Case study: Working as a peer supporter

Posted: 23/06/21

Joanne Cowen works as a peer supporter in the Sunderland South Community Treatment Team, using her own experiences of mental health to help others on their recovery journey.

Having struggled with her mental health since the age of five, Joanne wanted to be able to give something back.

She qualified as a primary school teacher in 1995, a job she did for 15 years before going on long-term sick. A mental health nurse recommended Joanne go to Newcastle Recovery College and it was from there that her journey as a peer supporter began.

The Recovery College provides a safe space where people can connect, gain knowledge and develop skills. It promotes recovery through peer-led education and activities with collaboration between mental health service providers and organisations. They offer a range of courses from drama and fishing to British Sign Language and emotional resilience.

Joanne attended a number of courses and it wasn’t long before she was running her own.

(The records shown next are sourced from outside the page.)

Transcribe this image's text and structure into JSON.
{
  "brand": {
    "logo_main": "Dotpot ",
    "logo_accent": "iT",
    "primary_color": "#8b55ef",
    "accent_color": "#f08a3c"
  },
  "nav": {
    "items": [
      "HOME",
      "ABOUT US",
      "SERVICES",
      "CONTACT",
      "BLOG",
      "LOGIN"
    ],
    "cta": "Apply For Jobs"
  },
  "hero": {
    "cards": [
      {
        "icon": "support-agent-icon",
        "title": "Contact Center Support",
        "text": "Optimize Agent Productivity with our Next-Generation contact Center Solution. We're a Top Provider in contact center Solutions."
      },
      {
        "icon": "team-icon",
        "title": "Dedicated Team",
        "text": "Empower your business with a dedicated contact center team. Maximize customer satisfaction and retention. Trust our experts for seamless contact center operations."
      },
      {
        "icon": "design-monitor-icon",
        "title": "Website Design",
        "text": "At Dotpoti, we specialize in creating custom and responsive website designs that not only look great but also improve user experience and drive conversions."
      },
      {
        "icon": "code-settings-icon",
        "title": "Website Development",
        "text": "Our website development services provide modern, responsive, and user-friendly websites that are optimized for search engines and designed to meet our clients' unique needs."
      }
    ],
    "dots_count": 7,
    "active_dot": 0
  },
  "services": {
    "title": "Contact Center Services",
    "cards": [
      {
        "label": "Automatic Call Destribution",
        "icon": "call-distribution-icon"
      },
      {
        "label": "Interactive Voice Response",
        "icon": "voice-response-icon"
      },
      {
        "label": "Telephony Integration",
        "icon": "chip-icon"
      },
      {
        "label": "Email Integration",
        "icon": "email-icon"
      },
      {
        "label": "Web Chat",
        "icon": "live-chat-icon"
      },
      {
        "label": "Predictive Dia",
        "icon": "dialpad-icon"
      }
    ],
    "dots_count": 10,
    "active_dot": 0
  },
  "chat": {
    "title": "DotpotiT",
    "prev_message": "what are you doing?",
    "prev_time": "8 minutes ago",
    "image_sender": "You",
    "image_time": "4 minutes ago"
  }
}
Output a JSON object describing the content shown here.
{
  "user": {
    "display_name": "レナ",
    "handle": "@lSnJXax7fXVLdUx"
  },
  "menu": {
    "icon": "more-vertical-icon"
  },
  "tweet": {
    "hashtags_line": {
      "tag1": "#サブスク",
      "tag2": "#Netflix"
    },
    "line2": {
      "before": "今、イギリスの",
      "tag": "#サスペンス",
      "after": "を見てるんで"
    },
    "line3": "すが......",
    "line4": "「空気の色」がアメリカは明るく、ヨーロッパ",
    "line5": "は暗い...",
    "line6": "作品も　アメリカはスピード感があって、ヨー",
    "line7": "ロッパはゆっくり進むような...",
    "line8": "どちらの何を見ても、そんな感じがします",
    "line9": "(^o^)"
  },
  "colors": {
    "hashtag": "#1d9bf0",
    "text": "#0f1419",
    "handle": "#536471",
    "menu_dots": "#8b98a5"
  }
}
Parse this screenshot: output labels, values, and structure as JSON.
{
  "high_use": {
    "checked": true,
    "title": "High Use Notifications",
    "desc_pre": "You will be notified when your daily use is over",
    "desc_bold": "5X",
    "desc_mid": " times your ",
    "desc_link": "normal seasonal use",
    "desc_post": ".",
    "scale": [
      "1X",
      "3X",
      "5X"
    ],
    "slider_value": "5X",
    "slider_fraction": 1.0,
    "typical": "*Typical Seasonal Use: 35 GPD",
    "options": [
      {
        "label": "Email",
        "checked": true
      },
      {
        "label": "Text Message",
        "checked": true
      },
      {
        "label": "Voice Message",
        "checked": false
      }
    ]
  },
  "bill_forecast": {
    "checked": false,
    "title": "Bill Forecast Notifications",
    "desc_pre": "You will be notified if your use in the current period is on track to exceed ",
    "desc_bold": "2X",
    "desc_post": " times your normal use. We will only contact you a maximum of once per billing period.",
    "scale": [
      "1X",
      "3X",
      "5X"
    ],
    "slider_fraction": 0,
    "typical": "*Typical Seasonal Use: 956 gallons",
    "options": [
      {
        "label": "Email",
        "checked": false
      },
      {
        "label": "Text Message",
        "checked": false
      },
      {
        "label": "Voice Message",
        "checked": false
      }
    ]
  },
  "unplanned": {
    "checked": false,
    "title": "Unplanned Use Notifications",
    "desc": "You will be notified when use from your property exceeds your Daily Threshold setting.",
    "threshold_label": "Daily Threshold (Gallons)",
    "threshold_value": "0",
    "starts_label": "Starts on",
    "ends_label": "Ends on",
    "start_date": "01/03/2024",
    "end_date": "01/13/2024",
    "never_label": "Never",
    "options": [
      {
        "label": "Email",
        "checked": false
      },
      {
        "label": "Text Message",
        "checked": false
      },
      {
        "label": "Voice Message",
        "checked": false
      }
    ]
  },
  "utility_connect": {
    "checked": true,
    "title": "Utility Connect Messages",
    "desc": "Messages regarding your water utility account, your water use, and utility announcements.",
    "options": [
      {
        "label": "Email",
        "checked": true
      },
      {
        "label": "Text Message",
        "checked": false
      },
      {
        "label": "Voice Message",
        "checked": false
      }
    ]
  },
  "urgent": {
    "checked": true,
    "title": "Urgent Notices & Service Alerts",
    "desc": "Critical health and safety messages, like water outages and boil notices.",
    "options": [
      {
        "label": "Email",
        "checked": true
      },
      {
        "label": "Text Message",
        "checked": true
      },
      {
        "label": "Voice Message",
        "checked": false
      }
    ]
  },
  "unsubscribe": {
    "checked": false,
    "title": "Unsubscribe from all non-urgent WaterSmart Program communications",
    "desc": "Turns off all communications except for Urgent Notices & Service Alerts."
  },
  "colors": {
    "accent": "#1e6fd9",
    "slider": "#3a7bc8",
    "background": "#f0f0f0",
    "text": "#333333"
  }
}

In fact, she still runs courses at the Recovery College, and particularly enjoys her involvement in the Recovery College Choir. Joanne’s passion for music extends to her work in the Community Team where she undertook a research project as part of an apprenticeship, looking at the impact of singing on mental wellbeing.

When she saw the opportunity for a peer supporter role, she jumped at the chance.

“I didn’t know peer supporters existed and I think I would have really benefitted from them having one myself,” she explained.

“I had a really positive experience with mental health services and wanted to be able to give something back.”

Peer supporters draw on their own lived experience to share insight, understanding and empathy to help others. A peer supporter’s job is to challenge the stigma around mental health and promote hope and recovery. They act as a voice for service users, helping staff in their understanding and awareness of what it means to be a service user.

Joanne admits it was difficult when she first started in the role. “You have to learn how much you’re comfortable with sharing, it’s very personal. I share self-soothe activities and my experience of being discharged from services.”

A typical day for Joanne begins with going into the office and checking her diary. There may be a morning meeting updating the team on general business, or a pathway meeting where everyone has the opportunity to discuss complex cases.

She then visits patients on her case load, either doing home visits, meeting patients at team base or engaging them in community activities.

Having always worked in community services, Joanne recently took a secondment opportunity on an inpatient ward. She has since returned to the community treatment team.

“It was great working with people on the ward but I found the office environment very different,” she explains.

“Working in community, I have time to plan what I’m going to do whereas inpatient services are more reactive. I did find it very useful seeing patients at a different stage of their recovery and I now know what it’s like for those on my case load who have been an inpatient.”

Joanne said working within the community allows her to engage with service users at different stages in their recovery journey. “One day I might be working with someone on their recovery plan, a personal tool a service user sets to guide them through difficult times. With another I might be sharing coping strategies, or I could be supporting them in crisis and liaising with the crisis team.”

For Joanne, the best part of the job is being able to connect with people. “No two days are the same, but every single day is both rewarding and challenging.”